Using Coping Mechanisms to Manage FearPosted on: May 26, 2020, by : Tuesday
First, I’d like to give you a little background on Max, our beautiful, wonderful, almost human, little dog. Prior to our bringing Max home from the shelter about 10 years ago, this special little dog had experienced trauma. Over the years he has occasionally became quite frightened but once he gets frightened, we can usually calm him down. Sometimes it takes longer than others depending upon how scared he’s become. We all need coping mechanisms to manage fear.
Well this morning on a trip to another town, Max was with us riding comfortably in the backseat of the car. On the way back from our destination, I had to stop rather quickly and I looked back and saw that Max was standing behind the passenger seat. When I needed to stop, he tried to remain standing but he slid ever so slightly but remained standing. At that point he became scared and he refused to sit down almost the entire ride home.
I’ve thought about the situation off and on since we came home this afternoon and it reminded me of how many of us have felt similar during this pandemic.
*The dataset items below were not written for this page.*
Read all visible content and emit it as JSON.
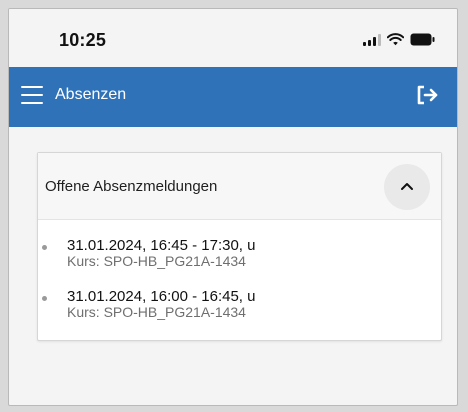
{
  "status_bar": {
    "time": "10:25"
  },
  "app_bar": {
    "title": "Absenzen",
    "menu_icon": "hamburger-menu-icon",
    "logout_icon": "logout-icon"
  },
  "panel": {
    "title": "Offene Absenzmeldungen",
    "collapse_icon": "chevron-up-icon",
    "items": [
      {
        "title": "31.01.2024, 16:45 - 17:30, u",
        "course": "Kurs: SPO-HB_PG21A-1434"
      },
      {
        "title": "31.01.2024, 16:00 - 16:45, u",
        "course": "Kurs: SPO-HB_PG21A-1434"
      }
    ]
  },
  "colors": {
    "primary": "#2f72b8",
    "background": "#f4f4f5",
    "card": "#ffffff"
  }
}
Given the reality of the virus itself, the lack of a vaccine, or the barrage of news and confusion that’s so prevalent, we tend to become scared and unable to return to our normal calm selves—unless we use one or more of our coping mechanisms.
Whether it’s meditation, prayer, resting, spending time with family and friends, working on hobbies, or spending time in nature, everyone needs one or more ways to help them navigate stressful times. During this pandemic many people have turned to working out, volunteering, or participating in other community-based activities to help them cope.
I encourage you to take the time to reflect and understand the coping mechanisms available to you and determine which ones serve you well so you are prepared to reach for one or more of your mechanisms to help you navigate through this stressful time. Do know that several resources are available to you as well.